Fissures dans le plan carbone de l’EPA : Contestations et préoccupations des acteurs de l’industrie électrique
Dans une déclaration commune, les exploitants de réseaux ont demandé à l’EPA de ne pas adopter le plan avant d’avoir examiné en détail son impact sur la fiabilité des réseaux électriques, en soulignant son « effet dissuasif » sur les investissements visant à maintenir les unités de production répartissables existantes. Le plan de l’EPA exigerait que les grandes centrales à gaz existantes qui fonctionnent au moins 50 % du temps installent un système de capture du carbone d’ici à 2035, ou qu’elles utilisent 30 % d’hydrogène d’ici à 2032. L’EEI a demandé à l’agence de « reproposer ou de compléter de manière significative » les règles proposées pour les centrales à gaz existantes.
Une entreprise de services publics appartenant à des investisseurs, Constellation (CEG.O), basée à Baltimore, s’est distanciée de la position de l’EEI et a déclaré qu’elle soutenait les lignes directrices proposées par l’EPA. L’entreprise a toutefois précisé qu’elle cherchait à améliorer la règle. La National Rural Electric Cooperative Association, qui représente 900 compagnies d’électricité appartenant à ses membres, a demandé à l’EPA de retirer la règle proposée, estimant qu’elle compromettrait la fiabilité et l’accessibilité financière, a déclaré son PDG Jim Matheson.

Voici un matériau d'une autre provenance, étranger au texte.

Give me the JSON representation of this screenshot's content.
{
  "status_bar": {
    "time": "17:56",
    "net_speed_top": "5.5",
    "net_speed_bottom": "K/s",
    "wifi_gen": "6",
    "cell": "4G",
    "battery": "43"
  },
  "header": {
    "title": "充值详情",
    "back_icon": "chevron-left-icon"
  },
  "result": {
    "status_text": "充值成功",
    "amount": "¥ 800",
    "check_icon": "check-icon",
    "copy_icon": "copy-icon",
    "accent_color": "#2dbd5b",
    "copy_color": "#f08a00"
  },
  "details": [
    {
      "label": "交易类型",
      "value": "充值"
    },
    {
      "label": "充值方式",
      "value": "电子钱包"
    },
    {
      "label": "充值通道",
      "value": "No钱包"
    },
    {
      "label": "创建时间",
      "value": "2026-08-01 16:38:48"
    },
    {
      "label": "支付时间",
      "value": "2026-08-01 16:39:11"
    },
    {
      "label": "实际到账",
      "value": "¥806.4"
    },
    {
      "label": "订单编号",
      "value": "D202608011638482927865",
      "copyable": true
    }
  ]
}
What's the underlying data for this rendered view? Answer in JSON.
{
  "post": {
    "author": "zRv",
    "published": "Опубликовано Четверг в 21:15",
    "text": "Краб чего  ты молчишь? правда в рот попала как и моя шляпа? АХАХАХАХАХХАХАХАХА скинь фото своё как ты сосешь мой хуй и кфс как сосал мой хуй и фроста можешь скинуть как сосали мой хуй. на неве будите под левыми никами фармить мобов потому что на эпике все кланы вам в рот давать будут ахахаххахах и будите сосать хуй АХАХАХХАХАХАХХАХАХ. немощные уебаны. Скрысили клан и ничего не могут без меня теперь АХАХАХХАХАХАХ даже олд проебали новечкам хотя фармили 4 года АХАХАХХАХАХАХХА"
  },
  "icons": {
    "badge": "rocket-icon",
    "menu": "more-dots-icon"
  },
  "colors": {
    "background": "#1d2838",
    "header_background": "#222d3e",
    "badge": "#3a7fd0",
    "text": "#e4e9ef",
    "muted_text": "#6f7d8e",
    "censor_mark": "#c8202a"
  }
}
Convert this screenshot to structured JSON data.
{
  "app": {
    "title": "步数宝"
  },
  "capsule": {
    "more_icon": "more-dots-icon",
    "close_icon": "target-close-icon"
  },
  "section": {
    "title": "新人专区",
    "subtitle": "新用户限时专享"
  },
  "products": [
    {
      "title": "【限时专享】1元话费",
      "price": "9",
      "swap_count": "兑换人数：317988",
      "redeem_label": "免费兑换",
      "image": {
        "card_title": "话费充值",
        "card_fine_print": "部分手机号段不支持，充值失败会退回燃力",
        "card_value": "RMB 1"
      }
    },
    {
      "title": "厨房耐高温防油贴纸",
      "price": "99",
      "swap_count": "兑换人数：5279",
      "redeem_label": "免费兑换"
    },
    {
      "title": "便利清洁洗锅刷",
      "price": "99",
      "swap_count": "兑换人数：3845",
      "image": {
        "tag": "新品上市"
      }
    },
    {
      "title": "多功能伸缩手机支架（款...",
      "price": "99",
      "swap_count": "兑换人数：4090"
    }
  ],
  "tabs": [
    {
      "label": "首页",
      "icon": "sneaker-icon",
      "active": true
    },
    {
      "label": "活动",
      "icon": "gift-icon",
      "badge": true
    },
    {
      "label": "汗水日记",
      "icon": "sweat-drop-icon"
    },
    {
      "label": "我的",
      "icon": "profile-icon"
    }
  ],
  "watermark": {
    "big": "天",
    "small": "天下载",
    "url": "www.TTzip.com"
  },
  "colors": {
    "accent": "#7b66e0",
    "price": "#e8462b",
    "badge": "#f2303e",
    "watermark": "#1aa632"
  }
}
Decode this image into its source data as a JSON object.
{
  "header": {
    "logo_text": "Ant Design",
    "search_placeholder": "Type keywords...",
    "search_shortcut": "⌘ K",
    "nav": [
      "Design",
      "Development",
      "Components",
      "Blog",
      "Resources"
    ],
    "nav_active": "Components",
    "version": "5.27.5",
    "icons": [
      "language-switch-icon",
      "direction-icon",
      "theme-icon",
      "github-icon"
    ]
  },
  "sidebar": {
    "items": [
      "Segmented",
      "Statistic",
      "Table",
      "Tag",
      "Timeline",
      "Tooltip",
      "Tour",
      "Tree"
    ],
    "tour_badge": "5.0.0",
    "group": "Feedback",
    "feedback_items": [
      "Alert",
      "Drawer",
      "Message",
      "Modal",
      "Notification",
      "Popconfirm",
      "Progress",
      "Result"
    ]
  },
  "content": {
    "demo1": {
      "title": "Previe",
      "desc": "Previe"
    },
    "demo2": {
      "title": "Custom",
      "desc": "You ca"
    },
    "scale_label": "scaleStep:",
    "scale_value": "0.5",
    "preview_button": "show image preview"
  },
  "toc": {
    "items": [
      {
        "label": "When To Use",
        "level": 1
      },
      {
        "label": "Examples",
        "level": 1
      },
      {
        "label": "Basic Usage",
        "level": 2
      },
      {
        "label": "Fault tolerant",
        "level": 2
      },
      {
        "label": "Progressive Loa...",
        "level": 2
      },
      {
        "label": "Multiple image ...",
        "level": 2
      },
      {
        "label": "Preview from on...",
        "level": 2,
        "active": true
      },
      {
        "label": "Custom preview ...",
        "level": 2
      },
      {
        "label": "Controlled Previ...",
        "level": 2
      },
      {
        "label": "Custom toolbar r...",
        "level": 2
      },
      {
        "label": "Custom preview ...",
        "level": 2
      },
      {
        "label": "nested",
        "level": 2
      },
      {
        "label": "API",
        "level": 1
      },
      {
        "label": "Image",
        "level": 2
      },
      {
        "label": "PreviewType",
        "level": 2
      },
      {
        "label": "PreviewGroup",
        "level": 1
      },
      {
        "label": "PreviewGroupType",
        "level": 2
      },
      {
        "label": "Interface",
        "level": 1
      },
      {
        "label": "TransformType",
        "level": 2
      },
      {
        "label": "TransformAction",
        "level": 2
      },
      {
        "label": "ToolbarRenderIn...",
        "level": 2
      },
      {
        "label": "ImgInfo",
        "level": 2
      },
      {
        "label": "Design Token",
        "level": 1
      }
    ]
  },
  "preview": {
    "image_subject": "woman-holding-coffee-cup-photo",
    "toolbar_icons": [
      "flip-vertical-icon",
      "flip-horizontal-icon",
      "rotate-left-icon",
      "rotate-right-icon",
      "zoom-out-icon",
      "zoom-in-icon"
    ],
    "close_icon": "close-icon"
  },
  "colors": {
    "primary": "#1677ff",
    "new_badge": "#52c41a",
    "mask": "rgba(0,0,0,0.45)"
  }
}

Les syndicats, l’United Mine Workers of America et l’International Brotherhood of Electricity Workers, ont également demandé à l’EPA de revoir le règlement et ont critiqué sa dépendance au CSC, estimant qu’elle mettait des emplois en danger. L’EPA avait élaboré la proposition en prenant en compte les contraintes imposées par la Cour suprême l’année précédente, suite à son jugement que le plan Clean Power de l’ère Obama avait dépassé les limites en imposant une transition des combustibles fossiles aux énergies renouvelables à l’échelle du système.